While Ryan and Heather's romance blossoms, Falcone is able to finish the Reverse Microwave to enter for the invention contest, winning the first place prize of a mountain bike covered with diamonds. At the after-party, as Falcone shows off his bike, Glauren arrives in an attempt to seduce Ryan, only for him to reject her. Glauren storms off angrily, but not before randomly slapping Valo and pushing and shoving a few men. Glauren is then accompanied by a lesbian, while Ryan remains happily with his new lover. Upset that his date didn't show up and everything is working out fine for his friends, Valo finds Ali (Olivia Hammond), an acquaintance from the contest who invites him back to her house, where they begin to make out. During this time, Ryan makes out with Heather and Glauren and the lesbian make out as well, with Glauren becoming a lesbian herself. Unfortunately for Valo, an injured and heavily bandaged Hellboy arrives, revealing himself to be Ali's brother, and Valo hastily escapes through a window. The next day, Valo and Falcone are seen sitting on a park bench, where they laugh about Valo's experience with Hellboy and Ryan going through the same exact problem with Heather. They then walk away, happy that everything is as it should be.

== Soundtrack ==
- Amorphis – "Black Winter Day"
- Astor Piazzolla – "Knife Fight"
- Bomfunk MC's – "Freestyler"
- CKY – "Shock and Terror"
- Clutch – "Big News"
- Dead or Alive – "Just What I Always Wanted"

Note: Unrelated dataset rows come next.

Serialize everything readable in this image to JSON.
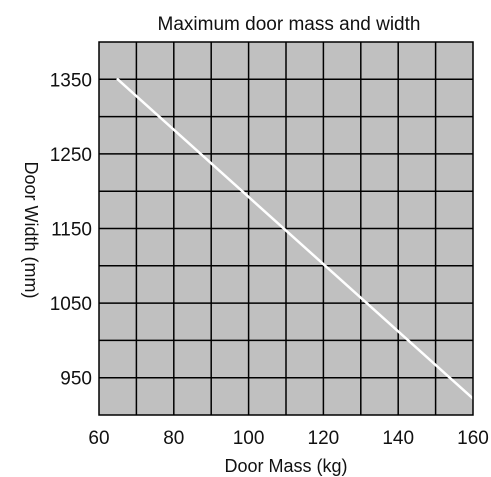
{
  "chart_data": {
    "type": "line",
    "title": "Maximum door mass and width",
    "xlabel": "Door Mass (kg)",
    "ylabel": "Door Width (mm)",
    "xlim": [
      60,
      160
    ],
    "ylim": [
      900,
      1400
    ],
    "x_ticks": [
      60,
      80,
      100,
      120,
      140,
      160
    ],
    "y_ticks": [
      950,
      1050,
      1150,
      1250,
      1350
    ],
    "x_tick_labels": [
      "60",
      "80",
      "100",
      "120",
      "140",
      "160"
    ],
    "y_tick_labels": [
      "950",
      "1050",
      "1150",
      "1250",
      "1350"
    ],
    "grid": true,
    "grid_step_x": 10,
    "grid_step_y": 50,
    "series": [
      {
        "x": [
          65,
          160
        ],
        "y": [
          1350,
          922
        ],
        "color": "#ffffff"
      }
    ],
    "colors": {
      "plot_background": "#c0c0c0",
      "grid": "#000000",
      "line": "#ffffff",
      "text": "#111111"
    }
  }
}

- Faithless – "The Garden"
- Faithless – "Sunday 8pm"
- Gnarkill – "Sneaking into Your House"
- HIM – "Again"
- HIM – "Beautiful"
- HIM – "Lose You Tonight"
- HIM – "One Last Time"
- HIM – "Pretending"
- HIM – "You Are the One"
- In Flames – "Acoustic Medley"
- Kiezner and Hassidic Musk – "Fun Taslach"
- New Order – "Someone Like You"
- Orbital – "Doctor?"
- Otimen Recording Hell – "Sneakin' into Your House"

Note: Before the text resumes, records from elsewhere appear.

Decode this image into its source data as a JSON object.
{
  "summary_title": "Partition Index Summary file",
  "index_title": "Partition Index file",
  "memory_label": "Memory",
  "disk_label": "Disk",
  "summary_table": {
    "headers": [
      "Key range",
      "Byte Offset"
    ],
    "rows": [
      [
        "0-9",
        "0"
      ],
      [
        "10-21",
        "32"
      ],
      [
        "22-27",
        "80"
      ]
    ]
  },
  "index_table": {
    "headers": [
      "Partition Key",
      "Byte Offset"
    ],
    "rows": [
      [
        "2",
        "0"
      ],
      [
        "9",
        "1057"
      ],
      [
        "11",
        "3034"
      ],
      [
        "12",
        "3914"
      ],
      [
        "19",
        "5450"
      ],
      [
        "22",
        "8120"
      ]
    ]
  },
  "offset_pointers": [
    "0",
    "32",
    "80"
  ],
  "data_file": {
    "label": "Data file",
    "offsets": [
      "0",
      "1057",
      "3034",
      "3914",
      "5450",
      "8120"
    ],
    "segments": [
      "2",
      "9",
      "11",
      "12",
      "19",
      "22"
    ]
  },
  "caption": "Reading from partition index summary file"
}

- Shantalla – "The Rocky Road to Cashel"
- Slayer – "Divine Intervention"
- Sopor Æternus & the Ensemble of Shadows – "Resume"
- The Stooges – "Search and Destroy"
- Toy Dolls – "Livin' La Vida Loca"
- Unanimated – "Life Demise"
- Within Temptation – "Deceiver of Fools"

== HD re-release ==
In 2011, producer Joe Frantz announced via Radio Bam that Haggard and the CKY video series were going to be re-released in high definition. On January 19, 2014, he gave an update on the project via his Facebook page, stating:
I'm in the process of raising funds and a cutting distribution deal to bring HAGGARD 10 YEAR ANNIVERSARY EDITION to high definition. THIS IS NO PLUG, believe me…It's very difficult to get the funds I need to do this correctly, and I've been working at it in all my spare time for a year... It will take some time, and a lot of work and passion on my part. I love this film with all my heart and will eventually get it out, with all the lost scenes intact, plus a lot more of the "behind the scenes" stuff you all loved. Thanks all for the support, it means everything to me!